Heat transfer and thermal radiation analysis on unsteady nonlinear curved stretching sheet with convective heat exchange and slip velocity dynamics

Abstract

The flow of nanofluid over a curved stretching surface has significant practical implications in several advanced engineering applications such as cooling of electronics and power devices, heat exchanger designs (like in helical coils or curved channels), polymer manufacturing, metal and textile, metal forming, in turbines and compressors, and many more. By using nanofluids, cooling or lubrication during these processes can be enhanced. Keeping this in mind, the present study deals with propylene glycol-based nanofluid's transport and thermal mechanism over an unsteady, nonlinear curved stretching sheet. Nanometer-sized particles of gold and silver are infused in the propylene glycol to constitute a working nanofluid.

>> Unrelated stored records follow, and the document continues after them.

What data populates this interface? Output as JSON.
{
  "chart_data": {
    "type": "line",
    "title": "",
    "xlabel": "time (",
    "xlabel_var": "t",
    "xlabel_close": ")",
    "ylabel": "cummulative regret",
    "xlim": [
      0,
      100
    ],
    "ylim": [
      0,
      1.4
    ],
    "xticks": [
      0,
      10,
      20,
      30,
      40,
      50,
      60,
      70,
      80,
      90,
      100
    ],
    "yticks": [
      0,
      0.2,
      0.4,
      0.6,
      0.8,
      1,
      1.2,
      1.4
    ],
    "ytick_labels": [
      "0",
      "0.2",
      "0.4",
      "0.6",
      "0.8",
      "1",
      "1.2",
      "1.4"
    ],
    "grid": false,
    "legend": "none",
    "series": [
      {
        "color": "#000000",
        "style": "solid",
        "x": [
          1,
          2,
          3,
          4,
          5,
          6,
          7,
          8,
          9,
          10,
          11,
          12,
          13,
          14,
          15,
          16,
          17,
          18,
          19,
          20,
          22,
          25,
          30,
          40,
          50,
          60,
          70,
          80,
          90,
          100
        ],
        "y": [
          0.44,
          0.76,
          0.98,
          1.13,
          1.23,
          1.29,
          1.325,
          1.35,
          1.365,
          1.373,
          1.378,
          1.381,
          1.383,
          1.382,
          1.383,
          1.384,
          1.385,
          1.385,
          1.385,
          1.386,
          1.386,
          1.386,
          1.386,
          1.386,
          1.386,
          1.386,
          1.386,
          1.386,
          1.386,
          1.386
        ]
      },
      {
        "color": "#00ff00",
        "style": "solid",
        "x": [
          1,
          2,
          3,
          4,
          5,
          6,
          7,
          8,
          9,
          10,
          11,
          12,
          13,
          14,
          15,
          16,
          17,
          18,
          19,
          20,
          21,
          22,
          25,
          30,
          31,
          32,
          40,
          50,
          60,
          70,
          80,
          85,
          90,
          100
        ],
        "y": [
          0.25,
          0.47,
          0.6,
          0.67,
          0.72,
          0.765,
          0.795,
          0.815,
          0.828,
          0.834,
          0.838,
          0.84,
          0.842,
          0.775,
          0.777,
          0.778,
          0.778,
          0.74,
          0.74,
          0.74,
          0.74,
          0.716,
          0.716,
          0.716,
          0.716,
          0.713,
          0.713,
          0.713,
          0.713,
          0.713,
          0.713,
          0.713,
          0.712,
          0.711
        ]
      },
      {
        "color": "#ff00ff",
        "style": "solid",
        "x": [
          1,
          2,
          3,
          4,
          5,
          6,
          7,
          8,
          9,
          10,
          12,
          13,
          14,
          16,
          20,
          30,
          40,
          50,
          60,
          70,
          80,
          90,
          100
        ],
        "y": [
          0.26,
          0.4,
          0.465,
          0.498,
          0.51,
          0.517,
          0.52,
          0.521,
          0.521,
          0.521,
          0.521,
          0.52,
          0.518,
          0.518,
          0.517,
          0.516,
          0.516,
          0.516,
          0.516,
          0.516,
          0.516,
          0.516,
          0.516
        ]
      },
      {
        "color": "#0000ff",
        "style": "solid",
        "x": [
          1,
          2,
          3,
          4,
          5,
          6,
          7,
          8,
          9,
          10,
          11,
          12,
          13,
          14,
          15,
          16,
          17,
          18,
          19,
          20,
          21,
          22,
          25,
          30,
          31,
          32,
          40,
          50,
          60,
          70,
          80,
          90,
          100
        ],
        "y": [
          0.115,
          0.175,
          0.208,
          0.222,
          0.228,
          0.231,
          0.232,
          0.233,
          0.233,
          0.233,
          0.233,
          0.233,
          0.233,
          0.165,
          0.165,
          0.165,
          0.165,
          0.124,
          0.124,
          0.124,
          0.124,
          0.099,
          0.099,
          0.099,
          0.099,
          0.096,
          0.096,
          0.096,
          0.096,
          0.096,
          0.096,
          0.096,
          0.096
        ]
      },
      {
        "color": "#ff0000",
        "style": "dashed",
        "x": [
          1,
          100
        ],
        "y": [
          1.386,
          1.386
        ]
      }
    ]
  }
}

The prevailing governing problem is modeled using a curvilinear coordinate system, keeping in view the geometrical configuration of the problem at hand. Problem is simplified using boundary layer approach and partial differential equations are converted into ordinary differential equations using similarity transformations and dimentionless parameters. Numerical solutions are evaluated for velocity, temperature, skinfriction and Nusselt number. Significant physical profiles such as velocity, temperature, Skin friction, Nusselt number, and streamline patterns are explored against various sundry parameters. Higher skin friction is noticed in the case of Silver-Propylene Glycol based nanofluid compared to Gold-Propylene nanofluid, while the opposite behavior is witnessed for the case of Nusset number where gold nanoparticles depicted promising results in better heat transfer rates. Magnetic field parameter has a substantial impact on streamlining patterns by suppressing turbulence and improving overall flow stability.It is seen that nanoparticles bring 1 % rise in skin friction, slip parameter influence on skin friction is 20 %, streaching parameter m and Hartman number M rise skin friction 1 % and 3 % respectively.It is also analyzed that Biot number highly influence the Nusselt number 55 % as compared to the other parameters.